Plus, there are a few hilarious fake previews, and some awesome period typesetting and graphic design. The movies have surfacing to make them seem like battered old prints, scratches and missing reels, used to hilarious effect -- in both movies, it's the sexy scene that's missing. This is not only a tease to the audience, but a reference to the well-known practice of frustrated and less ethical employees taking home bits of the movie for themselves.
Neither story is actually a period piece -- people use cell phones, "Terror" references the Iraq war, and at one point the dueling classic cars in "Death Proof" go bursting onto a modern highway full of glossy, bulbous, sedate-looking modern cars. The vintage experience goes deeper -- everything in Grindhouse -- dialog, makeup, lighting, sound, editing -- has a "hey, they don't make movies like that anymore" feel. This isn't just a homage to the movies the directors loved as kids. It's a recreation of the things that were in those grindhouse flicks that are missing in modern filmmaking. Both segments manage an unapologetic gritty urgency that make other modern thrillers seem hollow and calculating.

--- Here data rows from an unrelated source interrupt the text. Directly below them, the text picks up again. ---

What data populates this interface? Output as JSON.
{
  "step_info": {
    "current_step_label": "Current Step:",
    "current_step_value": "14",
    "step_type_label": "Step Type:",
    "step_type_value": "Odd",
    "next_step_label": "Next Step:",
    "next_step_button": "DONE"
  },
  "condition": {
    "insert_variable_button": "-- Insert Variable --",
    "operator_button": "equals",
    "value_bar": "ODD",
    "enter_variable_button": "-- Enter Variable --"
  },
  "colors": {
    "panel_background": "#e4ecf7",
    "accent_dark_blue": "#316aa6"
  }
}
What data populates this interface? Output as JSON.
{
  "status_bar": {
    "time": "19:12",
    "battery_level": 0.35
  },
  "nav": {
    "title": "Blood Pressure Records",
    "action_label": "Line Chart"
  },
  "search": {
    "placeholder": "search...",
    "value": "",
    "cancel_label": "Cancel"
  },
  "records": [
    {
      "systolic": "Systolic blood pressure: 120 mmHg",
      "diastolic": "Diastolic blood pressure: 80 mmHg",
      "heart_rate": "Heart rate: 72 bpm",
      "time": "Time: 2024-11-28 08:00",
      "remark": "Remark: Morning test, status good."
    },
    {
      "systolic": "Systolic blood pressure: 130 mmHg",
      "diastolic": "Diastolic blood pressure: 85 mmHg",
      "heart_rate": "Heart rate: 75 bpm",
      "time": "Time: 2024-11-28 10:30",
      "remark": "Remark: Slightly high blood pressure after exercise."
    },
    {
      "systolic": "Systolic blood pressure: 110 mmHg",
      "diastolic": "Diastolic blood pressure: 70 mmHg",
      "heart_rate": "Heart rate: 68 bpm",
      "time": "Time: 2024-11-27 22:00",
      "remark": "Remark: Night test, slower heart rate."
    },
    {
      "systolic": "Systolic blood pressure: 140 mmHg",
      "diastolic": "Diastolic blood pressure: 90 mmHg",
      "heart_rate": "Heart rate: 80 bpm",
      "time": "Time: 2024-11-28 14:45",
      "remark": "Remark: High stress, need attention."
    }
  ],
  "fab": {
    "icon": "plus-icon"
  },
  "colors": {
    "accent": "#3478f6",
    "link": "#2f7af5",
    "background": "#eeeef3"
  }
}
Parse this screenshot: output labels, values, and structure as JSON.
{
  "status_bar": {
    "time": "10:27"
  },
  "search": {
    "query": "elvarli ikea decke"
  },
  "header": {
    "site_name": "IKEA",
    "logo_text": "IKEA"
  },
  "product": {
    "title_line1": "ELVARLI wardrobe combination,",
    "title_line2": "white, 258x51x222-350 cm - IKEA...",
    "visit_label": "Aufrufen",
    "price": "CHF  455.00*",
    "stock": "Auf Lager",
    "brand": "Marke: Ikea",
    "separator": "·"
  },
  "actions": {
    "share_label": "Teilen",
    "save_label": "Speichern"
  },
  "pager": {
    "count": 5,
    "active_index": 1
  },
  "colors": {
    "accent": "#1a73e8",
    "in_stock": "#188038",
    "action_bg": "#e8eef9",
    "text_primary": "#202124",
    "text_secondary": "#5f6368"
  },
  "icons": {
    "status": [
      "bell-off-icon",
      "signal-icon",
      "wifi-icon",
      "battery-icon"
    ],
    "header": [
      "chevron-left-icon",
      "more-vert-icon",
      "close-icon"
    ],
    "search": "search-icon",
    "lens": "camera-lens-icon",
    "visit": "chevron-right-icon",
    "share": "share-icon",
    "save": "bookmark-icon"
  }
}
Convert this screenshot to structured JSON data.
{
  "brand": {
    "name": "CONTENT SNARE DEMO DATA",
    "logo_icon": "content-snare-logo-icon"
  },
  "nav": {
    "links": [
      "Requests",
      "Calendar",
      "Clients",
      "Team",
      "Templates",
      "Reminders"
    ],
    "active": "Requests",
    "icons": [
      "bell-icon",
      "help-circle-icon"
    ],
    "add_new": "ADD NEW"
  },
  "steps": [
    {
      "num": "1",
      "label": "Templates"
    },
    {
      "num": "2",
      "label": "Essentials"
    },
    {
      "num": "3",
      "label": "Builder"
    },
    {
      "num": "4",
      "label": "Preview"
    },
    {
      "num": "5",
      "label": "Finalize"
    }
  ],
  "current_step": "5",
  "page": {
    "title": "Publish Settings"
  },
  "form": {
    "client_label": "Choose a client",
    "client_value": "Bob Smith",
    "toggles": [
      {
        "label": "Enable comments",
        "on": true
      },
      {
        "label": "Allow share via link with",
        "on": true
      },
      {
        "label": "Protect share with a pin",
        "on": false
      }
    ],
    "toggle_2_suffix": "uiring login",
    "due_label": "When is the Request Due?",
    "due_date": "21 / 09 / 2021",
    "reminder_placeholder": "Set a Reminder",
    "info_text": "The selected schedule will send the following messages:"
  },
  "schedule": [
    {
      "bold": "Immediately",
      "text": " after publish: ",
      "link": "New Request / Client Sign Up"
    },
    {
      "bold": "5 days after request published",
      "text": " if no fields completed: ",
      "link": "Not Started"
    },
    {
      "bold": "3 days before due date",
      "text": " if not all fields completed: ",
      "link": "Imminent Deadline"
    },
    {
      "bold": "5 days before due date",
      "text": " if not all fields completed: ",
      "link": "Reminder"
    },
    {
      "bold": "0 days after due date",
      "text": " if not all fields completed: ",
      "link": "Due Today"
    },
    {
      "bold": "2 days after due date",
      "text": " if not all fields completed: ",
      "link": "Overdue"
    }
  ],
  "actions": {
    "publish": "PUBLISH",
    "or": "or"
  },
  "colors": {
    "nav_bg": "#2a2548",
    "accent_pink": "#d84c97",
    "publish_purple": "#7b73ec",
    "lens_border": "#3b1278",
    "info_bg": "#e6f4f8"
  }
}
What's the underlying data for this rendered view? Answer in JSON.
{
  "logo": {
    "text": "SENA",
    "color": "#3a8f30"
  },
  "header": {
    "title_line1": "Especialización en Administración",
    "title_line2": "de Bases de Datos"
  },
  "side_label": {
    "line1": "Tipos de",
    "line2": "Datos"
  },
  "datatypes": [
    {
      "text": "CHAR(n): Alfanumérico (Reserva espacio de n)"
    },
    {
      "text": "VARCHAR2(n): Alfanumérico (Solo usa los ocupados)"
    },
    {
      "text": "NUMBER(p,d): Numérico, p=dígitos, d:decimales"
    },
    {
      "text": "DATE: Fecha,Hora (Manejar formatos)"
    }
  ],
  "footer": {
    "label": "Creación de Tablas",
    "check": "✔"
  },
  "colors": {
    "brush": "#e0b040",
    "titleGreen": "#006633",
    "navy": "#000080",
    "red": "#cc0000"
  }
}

I saw Hot Fuzz (April 21), and all parts of me loved it. Created by the brilliant team that brought you Shaun of the Dead (Simon Pegg, Edgar Wright) Hot Fuzz is every bit as hilarious and delightful as Shaun. If there's a drawback, it's only that I love zombie movies, and don't care much about action cop movies. But, everyone else seems to feel the same way (reviewers, and my friends) and we all loved it, so, you will probably love it if you loved Shaun. And if you didn't love Shaun, there's probably no hope for you, but see Hot Fuzz anyway just to find out if your sense of humor is broken.
The premise: hot shot good-guy cop (Pegg) is making the rest of the force look bad, so he is promoted to serve in "England's safest village." "Safest" in terms of crime, that is, and it turns out -- well, not everything is quite as it would appear. So, the movie starts as a fish-out-of-water comedy, which turns into a mystery, which turns into an all-out guns blazing finale. Like Shaun, it actually is the kind of movie it is having fun with. So, underneath the jokes and absurdity, there are real characters, and an interesting story.